1.2 Clinical Picture and Diagnostics for Diagnosis Confirmation

FD patients suffer from a multisystemic disease with progressive (dialysis-dependent) renal insufficiency, cardiomyopathy with sometimes life-threatening cardiac arrhythmias, recurrent strokes, gastrointestinal pain, and neuropathic pain of the extremities, which can lead to Fabry crises (Table 1 and Fig. 1) [1, 4]. Due to the random inactivation of one of the two X chromosomes in each cell during early embryogenesis, the variability of the clinical picture is greater in women than in men [5].
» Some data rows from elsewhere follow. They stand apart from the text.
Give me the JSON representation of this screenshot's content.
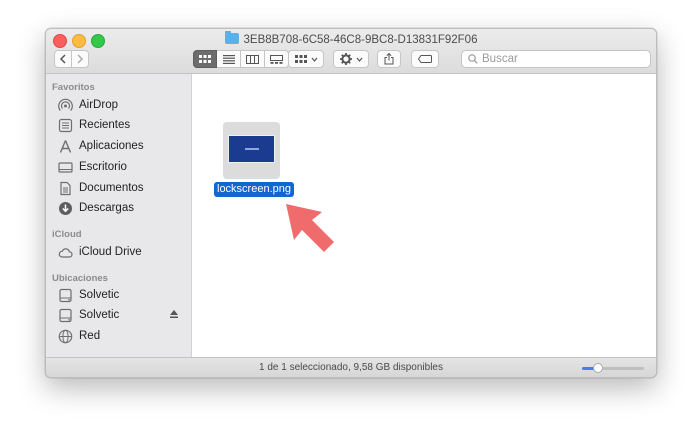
{
  "window": {
    "title": "3EB8B708-6C58-46C8-9BC8-D13831F92F06",
    "title_icon": "folder-icon"
  },
  "toolbar": {
    "back_icon": "chevron-left-icon",
    "forward_icon": "chevron-right-icon",
    "view_modes": [
      {
        "name": "icon-view",
        "icon": "grid-icon",
        "active": true
      },
      {
        "name": "list-view",
        "icon": "list-icon",
        "active": false
      },
      {
        "name": "column-view",
        "icon": "columns-icon",
        "active": false
      },
      {
        "name": "gallery-view",
        "icon": "gallery-icon",
        "active": false
      }
    ],
    "search_placeholder": "Buscar"
  },
  "sidebar": {
    "sections": [
      {
        "heading": "Favoritos",
        "items": [
          {
            "label": "AirDrop",
            "icon": "airdrop-icon"
          },
          {
            "label": "Recientes",
            "icon": "clock-icon"
          },
          {
            "label": "Aplicaciones",
            "icon": "applications-icon"
          },
          {
            "label": "Escritorio",
            "icon": "desktop-icon"
          },
          {
            "label": "Documentos",
            "icon": "document-icon"
          },
          {
            "label": "Descargas",
            "icon": "download-icon"
          }
        ]
      },
      {
        "heading": "iCloud",
        "items": [
          {
            "label": "iCloud Drive",
            "icon": "cloud-icon"
          }
        ]
      },
      {
        "heading": "Ubicaciones",
        "items": [
          {
            "label": "Solvetic",
            "icon": "disk-icon"
          },
          {
            "label": "Solvetic",
            "icon": "disk-icon",
            "eject": true
          },
          {
            "label": "Red",
            "icon": "network-icon"
          }
        ]
      }
    ]
  },
  "content": {
    "files": [
      {
        "name": "lockscreen.png",
        "selected": true
      }
    ],
    "annotation_icon": "arrow-icon"
  },
  "status": {
    "text": "1 de 1 seleccionado, 9,58 GB disponibles",
    "zoom_level": 0.25
  },
  "colors": {
    "selection": "#1464d2",
    "arrow": "#f06b6b",
    "thumbnail": "#1a3b8f",
    "slider_accent": "#3b82f6"
  }
}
Table 1 Classical manifestations in Fabry disease according to age
Fig. 1
figure 1

Fabry disease is a multisystemic disease. TIA transient ischemic attack, WML white matter lesion

FD can be suspected in the presence of a the family history and/or from the evidence of the typical manifestations. In males, the determination of AGAL activity in blood leukocytes or from dried blood spots is the method of choice for confirmation a diagnosis. A pathologically low AGAL activity indicates the presence of FD. In females, molecular genetic testing demonstrating a disease-causing mutation in the GLA gene is necessary to confirm the diagnosis, since women with FD often present with AGAL activities within the reference range. In men with pathologically decreased enzymatic AGAL activity, molecular genetic testing should be used to detect the underlying mutation in order to select an appropriate FD-specific therapy (see below). As a marker of disease burden, a pathologically elevated globotriaosylsphingosine (lyso-Gb3) in plasma or urine can contribute to improved diagnosis and subsequent monitoring. In unclear diagnostic cases (disputed mutation, ambiguous AGAL activity and lyso-Gb3 values, comorbidities) organ biopsies may be helpful. If biopsies are performed, electron microscopic multilamellar myelin bodies (so-called "zebra bodies" or "paper roll phenomenon") can be detected, which are pathognomonic for FD, but require special sample preparations. Prenatal diagnosis can be performed by measuring AGAL activity in chorionic villi or cultured amniotic cells and, in the case of a mutation known in the family, by molecular genetic methods (see Table 2).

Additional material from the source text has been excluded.